Monthly Archives: January 2012

Logistic Regression

Let’s pretend I take a random sample of 1200 American male adults and I ask them two questions:

  1. What’s your annual salary?
  2. Do you watch NFL football?

Further, let’s pretend they all answer, and they all answer honestly! Now I want to know if a person’s annual salary is associated with whether or not they watch NFL football. In other words, does the answer to the first question above help me predict the answer to the second question? In statistical language, I want to know if the continuous variable (salary) is associated with the binary variable (NFL? yes or no). Logistic regression helps us answer this question.

Before I go on I must say that whole books are devoted to logistic regression. I don’t intend to explain all of logistic regression in this one post. But I do hope to illustrate it with a simple example and hopefully provide some insight to what it does.

In classic linear regression, the response is continuous. For example, does a person’s weight help me predict diastolic blood pressure? The response is diastolic blood pressure and it’s a continuous variable. A good way to picture linear regression is to think of a scatter plot of two variables and imagine a straight line going through the dots that best represents the association between the two variables. Like this:

In my NFL/salary example, the response is “yes” or “no”. We can translate that to numbers as “yes”=1 and “no”=0.  Now we have a binary response. It can only take two values: 1 or 0. If we do a scatter plot of the two variables salary and NFL, we get something like this:

Trying to draw a line through that to describe association between salary and 0/1 seems pretty dumb. Instead what we do is try to predict the probability of taking a 0 or 1. And that’s the basic idea of logistic regression: develop a model for predicting the probability of a binary response. So we do eventually have “a line” we draw through the plot above, but it’s a smooth curve in the shape of an “S” that depicts increasing (or decreasing) probability of taking a 0 or 1 value.

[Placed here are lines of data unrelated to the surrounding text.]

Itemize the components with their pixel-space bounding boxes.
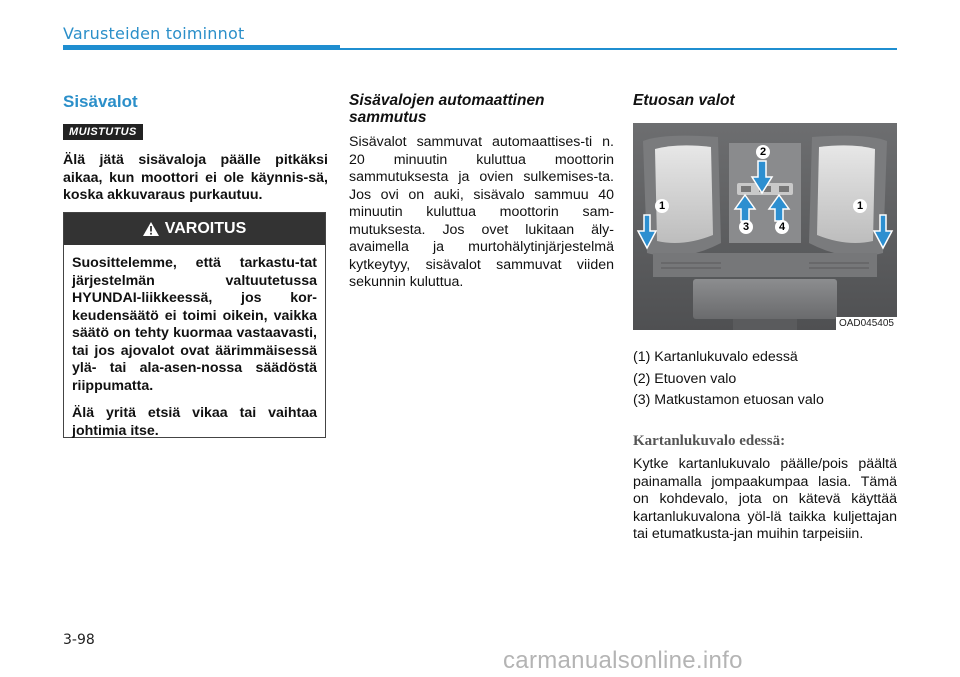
list-item: (3) Matkustamon etuosan valo <box>633 392 824 408</box>
page-number: 3-98 <box>63 632 95 648</box>
warning-body <box>64 245 325 440</box>
notice-text: Älä jätä sisävaloja päälle pitkäksi aikaa, kun moottori ei ole käynnis-sä, koska akkuvaraus purkautuu. <box>63 152 328 203</box>
section-title-front-lights: Etuosan valot <box>633 92 735 109</box>
figure-code: OAD045405 <box>836 317 897 330</box>
auto-off-body: Sisävalot sammuvat automaattises-ti n. 20 minuutin kuluttua moottorin sammutuksesta ja ovien sulkemises-ta. Jos ovi on auki, sisävalo sammuu 40 minuutin kuluttua moottorin sam-mutuksesta. Jos ovet lukitaan äly-avaimella ja murtohälytinjärjestelmä kytkeytyy, sisävalot sammuvat viiden sekunnin kuluttua. <box>349 134 614 290</box>
column-front-lights <box>633 92 898 109</box>
overhead-console-figure <box>633 123 897 330</box>
watermark: carmanualsonline.info <box>503 647 743 674</box>
figure-label-mid-right: 4 <box>775 220 789 234</box>
header-rule-thick <box>63 45 340 50</box>
front-lights-list <box>633 347 824 412</box>
warning-triangle-icon <box>143 222 159 236</box>
column-auto-off <box>349 92 614 292</box>
notice-badge: MUISTUTUS <box>63 124 143 140</box>
warning-label: VAROITUS <box>164 220 247 237</box>
figure-label-left: 1 <box>655 199 669 213</box>
warning-box <box>63 212 326 438</box>
warning-paragraph-1: Suosittelemme, että tarkastu-tat järjestelmän valtuutetussa HYUNDAI-liikkeessä, jos kor-keudensäätö ei toimi oikein, vaikka säätö on tehty kuormaa vastaavasti, tai jos ajovalot ovat äärimmäisessä ylä- tai ala-asen-nossa säädöstä riippumatta. <box>72 255 317 394</box>
map-light-description: Kytke kartanlukuvalo päälle/pois päältä painamalla jompaakumpaa lasia. Tämä on kohdevalo, jota on kätevä käyttää kartanlukuvalona yöl-lä taikka kuljettajan tai etumatkusta-jan muihin tarpeisiin. <box>633 456 897 542</box>
column-interior-lights <box>63 92 328 205</box>
warning-header <box>64 213 325 245</box>
figure-label-top: 2 <box>756 145 770 159</box>
list-item: (2) Etuoven valo <box>633 370 737 387</box>
figure-label-right: 1 <box>853 199 867 213</box>
warning-paragraph-2: Älä yritä etsiä vikaa tai vaihtaa johtimia itse. <box>72 405 317 439</box>
section-title-interior-lights: Sisävalot <box>63 92 138 111</box>
list-item: (1) Kartanlukuvalo edessä <box>633 349 798 365</box>
figure-label-mid-left: 3 <box>739 220 753 234</box>
section-title-auto-off: Sisävalojen automaattinen sammutus <box>349 92 545 126</box>
subhead-map-light: Kartanlukuvalo edessä: <box>633 433 786 449</box>
header-section-title: Varusteiden toiminnot <box>63 24 245 43</box>
header-rule-thin <box>340 48 897 50</box>
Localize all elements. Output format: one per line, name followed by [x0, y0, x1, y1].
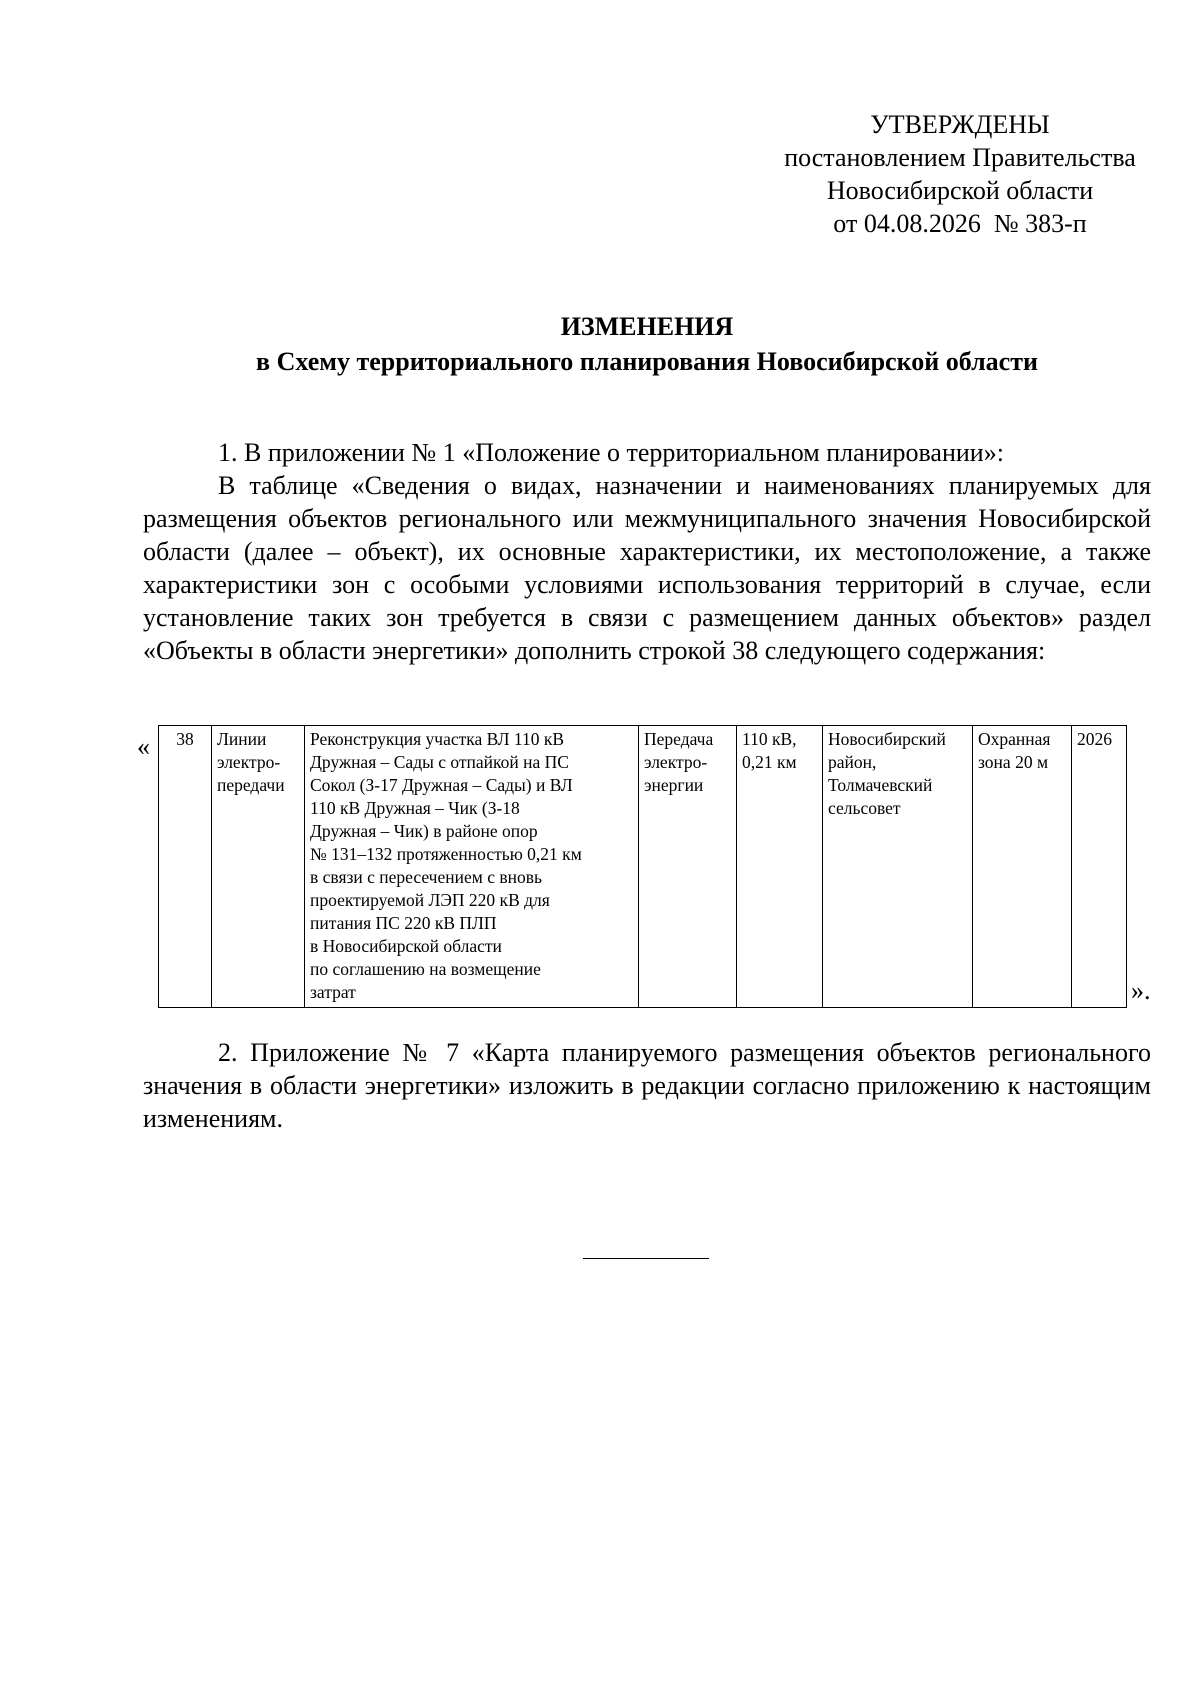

The logistic model is as follows:

Pr(y=1) = logit^{-1}(\alpha + x \beta)

where logit^{-1}(x) = \frac{e^{x}}{1+e^{x}}

So we use statistical software to find the \alpha and \beta values (i.e., the coefficients), multiply it by our predictor (in our example, salary), and plug in to the inverse logit function to get a predicted probability of taking a 0 or 1. Let’s do that.

I generated some data in R as follows:

#simulate salaries between $23,000 and $100,000
salary <- round(runif(1200,23,100))

#simulate yes/no response to watching NFL
nfl <- c()
for (i in 1:1200){
    if (salary[i] < 61) {nfl[i] <- rbinom(1,1,0.75)}
    else {nfl[i] <- rbinom(1,1,0.25)}
}

The salaries are random in the range between 23 and 100. Obviously they represent thousands of dollars. The NFL response is not totally random. I rigged it so that a person making more money is less likely to watch the NFL. I have no idea if that's true or not, nor do I care. I just wanted to generate data with some association. Using R we can carry out the logistic regression as follows:

fit <- glm (nfl ~ salary, family=binomial(link="logit"))

We get the following results:

\alpha = 2.88 and \beta= -0.05.

Trust me when I say that those coefficients are statistically significant. Our model is Pr(NFL=1) = logit^{-1}(2.88 - 0.05 \times salary).

Now we can use them to predict probabilities. What's the probability someone earning $40,000/year watches the NFL?

\frac{e^{2.88 -0.05(40)}}{1 + e^{2.88 -0.05(40)}} = 0.73

What's the probability someone earning $80,000/year watches the NFL?

\frac{e^{2.88 -0.05(80)}}{1 + e^{2.88 -0.05(80)}} = 0.30

I'm leaving out tons of math and theory here. As I said at the outset, there's much more to logistic regression. But what I just demonstrated is the basic idea. With our model we can now draw a line through our plot:

The line represents probability. It decreases as salary increases. People with higher salaries are less likely to say they watch the NFL. At least according to the world of my made up data.